Redshift supports loading data from various file formats, including CSV, JSON, and Avro. The COPY command includes options to specify the file format, such as CSV, JSON, or AVRO. You can also use the FORMAT AS clause to specify the file format. For example, to load data from a CSV file, you would use the COPY command with the CSV option.

How Can I Load Data from Amazon S3?

To load data from Amazon S3, you need to use the COPY command with the ‘FROM’ clause followed by the S3 bucket URL. You also need to provide your AWS access key ID and secret access key for authentication. Additionally, you can specify options to control the data loading process, such as the file format, compression encoding, and error handling.

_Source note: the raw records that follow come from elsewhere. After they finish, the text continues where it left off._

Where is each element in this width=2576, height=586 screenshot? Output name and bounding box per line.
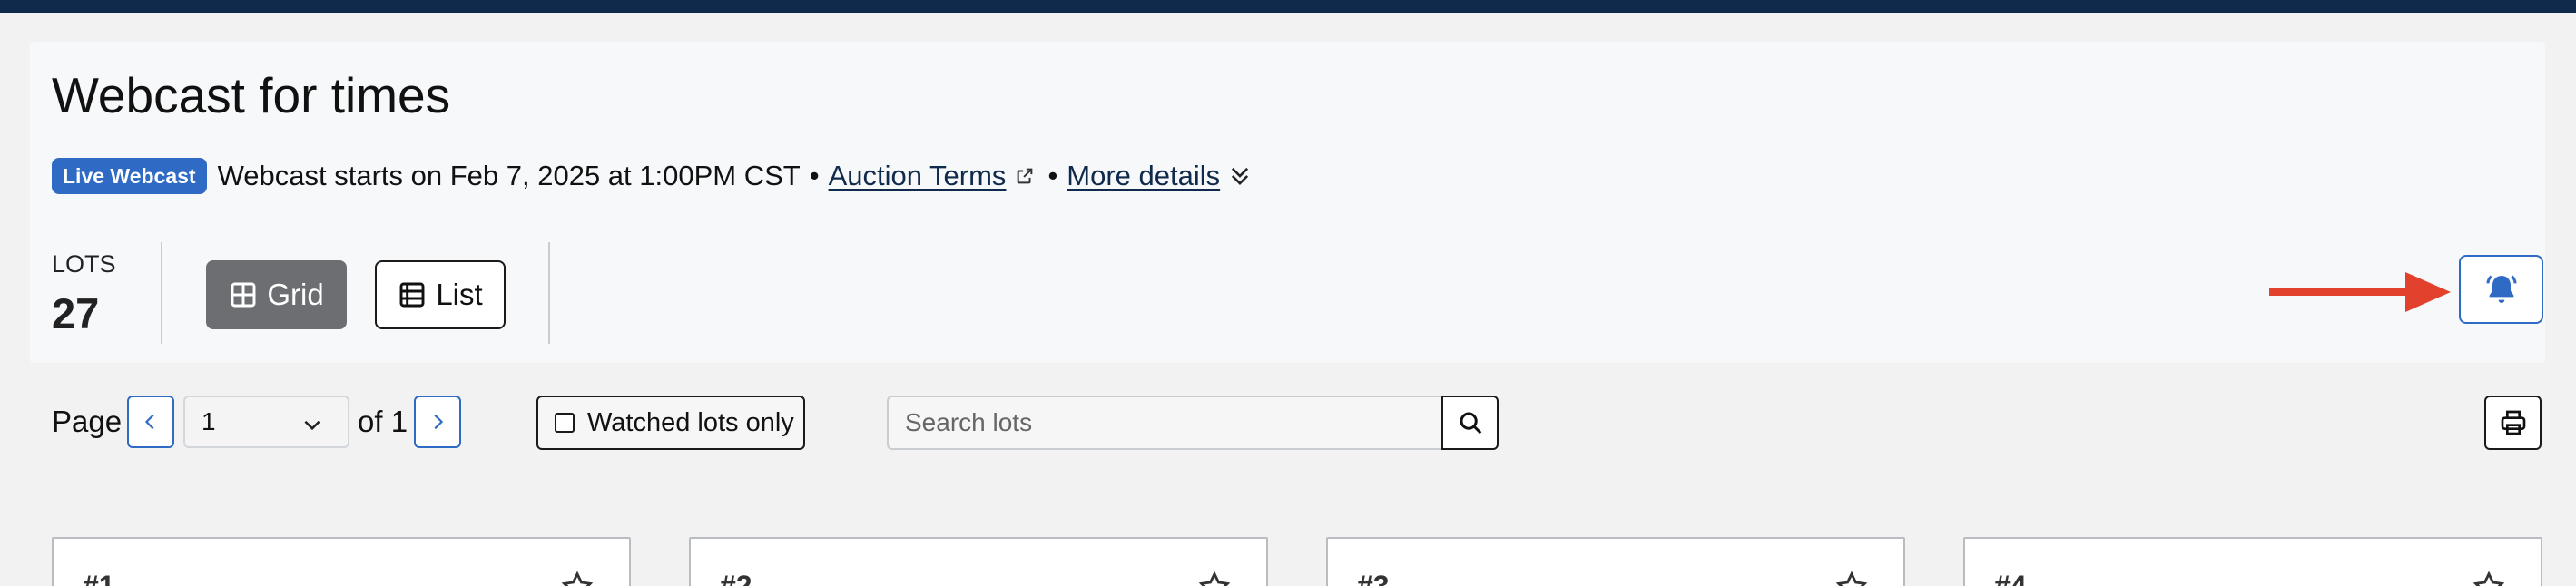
auction-info-line: Live Webcast Webcast starts on Feb 7, 20…	[52, 158, 1253, 194]
double-chevron-down-icon[interactable]	[1227, 163, 1253, 189]
divider	[161, 242, 162, 344]
lot-number: #4	[1994, 570, 2027, 586]
page-title: Webcast for times	[52, 67, 451, 123]
total-pages-label: of 1	[358, 405, 408, 438]
lots-count: 27	[52, 289, 100, 337]
search-button[interactable]	[1441, 396, 1499, 450]
list-view-label: List	[436, 278, 483, 311]
lot-card[interactable]: #4	[1963, 537, 2542, 586]
divider	[548, 242, 550, 344]
lot-card[interactable]: #3	[1326, 537, 1905, 586]
top-nav-bar	[0, 0, 2576, 13]
grid-icon	[231, 282, 256, 308]
watched-lots-label: Watched lots only	[587, 407, 794, 437]
bell-icon	[2486, 275, 2516, 303]
auction-header: Webcast for times Live Webcast Webcast s…	[30, 42, 2545, 363]
live-webcast-badge: Live Webcast	[52, 158, 207, 194]
prev-page-button[interactable]	[127, 396, 174, 448]
more-details-link[interactable]: More details	[1067, 160, 1220, 192]
lot-number: #2	[720, 570, 752, 586]
lot-number: #3	[1357, 570, 1390, 586]
chevron-left-icon	[144, 414, 154, 430]
annotation-arrow	[2269, 272, 2451, 312]
list-icon	[399, 282, 425, 308]
separator: •	[1047, 160, 1058, 191]
search-input[interactable]	[887, 396, 1442, 450]
separator: •	[809, 160, 820, 191]
page-label: Page	[52, 405, 123, 438]
page-select[interactable]: 1	[183, 396, 349, 448]
list-view-button[interactable]: List	[375, 260, 506, 329]
star-icon[interactable]	[1197, 570, 1232, 586]
external-link-icon	[1018, 168, 1033, 184]
lot-card[interactable]: #1	[52, 537, 631, 586]
grid-view-button[interactable]: Grid	[206, 260, 347, 329]
search-icon	[1460, 412, 1481, 435]
lot-card[interactable]: #2	[689, 537, 1268, 586]
watched-lots-only-toggle[interactable]: Watched lots only	[536, 396, 805, 450]
lots-label: LOTS	[52, 250, 116, 278]
next-page-button[interactable]	[414, 396, 461, 448]
printer-icon	[2501, 410, 2525, 435]
lot-controls-bar: Page 1 of 1 Watched lots only	[0, 394, 2576, 450]
grid-view-label: Grid	[267, 278, 324, 311]
watched-checkbox[interactable]	[555, 413, 575, 433]
print-button[interactable]	[2484, 396, 2542, 450]
auction-terms-link[interactable]: Auction Terms	[829, 160, 1007, 192]
chevron-down-icon	[304, 420, 320, 431]
notify-button[interactable]	[2459, 255, 2543, 324]
chevron-right-icon	[434, 414, 444, 430]
schedule-text: Webcast starts on Feb 7, 2025 at 1:00PM …	[217, 160, 801, 191]
star-icon[interactable]	[1834, 570, 1869, 586]
star-icon[interactable]	[2472, 570, 2506, 586]
current-page-value: 1	[202, 407, 216, 435]
lot-number: #1	[83, 570, 115, 586]
star-icon[interactable]	[560, 570, 595, 586]
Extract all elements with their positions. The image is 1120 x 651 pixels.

How Can I Load Compressed Data Files?

Redshift supports loading data from compressed files to save bandwidth and speed up the loading process. The COPY command automatically detects and decompresses the data files. It supports various compression algorithms, including GZIP, LZOP, and BZIP2. You just need to compress your data files using one of these algorithms before loading.

How Can I Load Data in Parallel?

Redshift can load data in parallel to speed up the process. To do this, you need to split your data into multiple files and load them concurrently. The COPY command automatically manages the parallel loading process. It distributes the data files across the compute nodes and loads them simultaneously.

How Can I Update Table Statistics After Loading Data?

After loading data, you can update the table statistics using the ANALYZE command. This command updates the statistics used by the query planner to optimize query execution. It’s a good practice to run the ANALYZE command after loading large amounts of data or making significant changes to the table.

How Can I Load Data from a Remote Host?

To load data from a remote host, you need to use the SSH protocol. Redshift doesn’t support SSH directly, but you can use an intermediary service like Amazon S3. First, transfer your data to an S3 bucket using SSH, then load the data from the S3 bucket into Redshift using the COPY command.

How Can I Monitor the Data Loading Process?

Redshift provides several system tables and views to monitor the data loading process. The STL_LOAD_COMMITS table shows the progress of each load operation. The STL_LOADERROR_DETAIL view provides detailed information about load errors. You can query these tables and views to monitor the data loading process and troubleshoot any issues.